Libertarians are skeptical of politicians who praise the free market and limited government. Yet it arouses one's interest to hear of a Republican state chairman who avows support for returning to the gold standard, an isolationist foreign policy, abolishing victimless crime laws, and eliminating public schools.
Despite these views, a flamboyant and articulate Gordon Nelson, at 38, has remained state chairman for four years of what is the last state most people would guess—Massachusetts. Though some would wonder at what cost, the length of his tenure "is something of a record," notes Nelson. "They haven't had anybody in a generation who has lasted this long. They had eight chairmen in nine years before I got here. It is a tough thing, because if you don't win, it is like being the manager of a baseball team. If you don't win, you are the one who gets blamed." And Massachusetts is hardly a bastion of Republicanism.
Nelson sees himself as "an ideologue turned ward healer." He had always considered himself to be nonpolitical until he read Ayn Rand's Atlas Shrugged in 1962. "I spent a year trying to refute it, and when I couldn't, that is when I got into politics." Since then Nelson, a graduate of Harvard University, has been actively involved in politics, having been the national chairman for Individuals for a Rational Society and an early member of its predecessor organization, the New Right Coalition. Following a brief stint with the Goldwater campaign in 1964 he soon drifted away from campaign work because he "was not satisfied with the conservative movement." Soon after working in the 1974 Massachusetts Republican gubernatorial primary against an incumbent—"a real left-wing turkey"—he set up an organization (named REGRO) to "reform" the state's Republican Party. But he simply ended up taking it over, and, as he says, "it was surprisingly easy."
Through Nelson's leadership the party has been fairly successful. He has rebuilt the party's "internal fortune" into a more effective force. "In 1978, we made the first gains in the legislature in this state in 12 years, and we also gained at the county level for the first time in anyone's memory, and we've raised and distributed more money, even though the amounts were still small, than anytime since 1968."
Nelson's experience as chairman provides an interesting look at what happens to those advocates of limited government who work for a major political party. He has followed what he terms a "pragmatic" approach in deciding which candidates to assist. In other words, he has been concerned with electing as many Republicans as possible, and not with their views. He has often backed candidates who were "not very appealing at all ideologically," because they stood a better chance of winning. Says Nelson, "I wouldn't be chairman if I didn't give out the money in terms of electability. If I gave out the money just to my friends or my philosophical soul mates, I would no longer have enough support from the group which elects me to stay in office." A recent case involved his endorsement of then US Senator Ed Brooke—whom he agrees with on "no issue"—over Avi Nelson—whom he agrees with "on almost every issue"—in the 1978 senatorial primary. He felt that Avi Nelson had no chance of winning and that it was better to direct resources to where they would accomplish the most good. Now Avi is assisting Gordon's opponent in the next election for state chairman.
After listening to Nelson for a while, one wonders how his position really changes the course of the Republican Party and especially how his performance would have differed from another "pragmatic" leader with another ideology. Since his goal is less government, one questions whether he is, at best, wasting his talent as a political technician by electing those he disagrees with. But what is particularly disturbing is Nelson's opinion that the quality of the candidates has not improved over his stay in office. In fact, he does not seem to have viewed improving it as an important part of his job. When asked these objections, Nelson responds that it is true that he hasn't behaved differently from another "pragmatic" leader with a different ideology in the "day-to-day operations" of the party. But, he adds, he has operated on a different level.

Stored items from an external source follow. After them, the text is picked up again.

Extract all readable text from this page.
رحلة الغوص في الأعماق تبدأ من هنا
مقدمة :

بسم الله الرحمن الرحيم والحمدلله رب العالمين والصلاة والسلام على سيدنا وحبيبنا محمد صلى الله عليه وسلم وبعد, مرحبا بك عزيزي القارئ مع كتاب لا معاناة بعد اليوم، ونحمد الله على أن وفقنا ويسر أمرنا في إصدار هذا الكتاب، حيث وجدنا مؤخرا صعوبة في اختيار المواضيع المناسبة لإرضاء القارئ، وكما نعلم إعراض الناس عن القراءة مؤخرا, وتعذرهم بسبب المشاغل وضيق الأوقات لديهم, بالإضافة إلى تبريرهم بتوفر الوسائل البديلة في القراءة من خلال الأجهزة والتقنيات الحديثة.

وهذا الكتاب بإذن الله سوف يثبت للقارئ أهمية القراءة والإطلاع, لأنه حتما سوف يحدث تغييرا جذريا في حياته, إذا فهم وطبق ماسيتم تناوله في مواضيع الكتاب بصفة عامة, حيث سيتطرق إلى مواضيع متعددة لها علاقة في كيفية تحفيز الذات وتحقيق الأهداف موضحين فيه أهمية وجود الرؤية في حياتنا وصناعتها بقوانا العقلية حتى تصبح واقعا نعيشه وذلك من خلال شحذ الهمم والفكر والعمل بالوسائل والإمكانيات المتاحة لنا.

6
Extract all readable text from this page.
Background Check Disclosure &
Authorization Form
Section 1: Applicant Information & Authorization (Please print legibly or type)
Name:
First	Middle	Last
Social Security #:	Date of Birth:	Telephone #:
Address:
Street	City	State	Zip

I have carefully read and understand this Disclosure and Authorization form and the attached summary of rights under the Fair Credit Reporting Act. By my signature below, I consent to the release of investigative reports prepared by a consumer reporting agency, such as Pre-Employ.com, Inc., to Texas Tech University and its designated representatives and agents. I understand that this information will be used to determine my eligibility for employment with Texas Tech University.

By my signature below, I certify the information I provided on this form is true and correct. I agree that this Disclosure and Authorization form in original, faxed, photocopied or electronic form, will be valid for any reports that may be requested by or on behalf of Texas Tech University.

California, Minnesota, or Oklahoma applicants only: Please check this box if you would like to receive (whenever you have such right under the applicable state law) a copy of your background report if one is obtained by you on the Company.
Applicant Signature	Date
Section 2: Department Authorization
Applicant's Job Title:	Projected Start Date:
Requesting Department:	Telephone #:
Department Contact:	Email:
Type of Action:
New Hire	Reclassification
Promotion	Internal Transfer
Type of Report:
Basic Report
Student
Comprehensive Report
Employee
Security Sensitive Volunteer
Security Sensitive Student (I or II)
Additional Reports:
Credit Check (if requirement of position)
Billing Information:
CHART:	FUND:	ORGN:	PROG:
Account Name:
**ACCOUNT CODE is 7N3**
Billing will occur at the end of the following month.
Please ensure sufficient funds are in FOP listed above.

This second level involves his position as the only statewide official, which makes him "the major spokesman for the Massachusetts Republican Party." Besides a weekly commentary on radio station WCRB in Boston, Nelson is also "on talk shows on radio and on television.…I am able to issue statements in my name and I am able to say things in that capacity on behalf of my philosophy (Objectivism)." One wonders how much that serves to dispel the opposite effect from those who are not pro-free market and whom he helps to elect.
Even though Nelson's views are radical compared to the average Republican, he does try to educate slowly and not to shock people. If you "shock people, they are not going to listen to you," he reasons. "I do media all the time. You are not going to be successful if you say provocative things just to get people thinking."
Nelson has "no hostility toward the Libertarian Party." But he views it primarily as a device "to move the Republican Party in the right direction—the direction that I want it to go. Therefore, I cannot be critical of the Libertarian Party, but at the same time I wouldn't be in the Libertarian Party because I feel I can have more impact to get us to the same point, which is less government and more individual freedom."
Nelson receives no emolument for his services. So as he puts it, he wouldn't be doing it if he didn't think it was helping things. Yet it is far from certain that such a "one-step-at-a-time philosophy" working through the Republican Party will pay off.
John R. Lott is an economics student at the University of California, Los Angeles.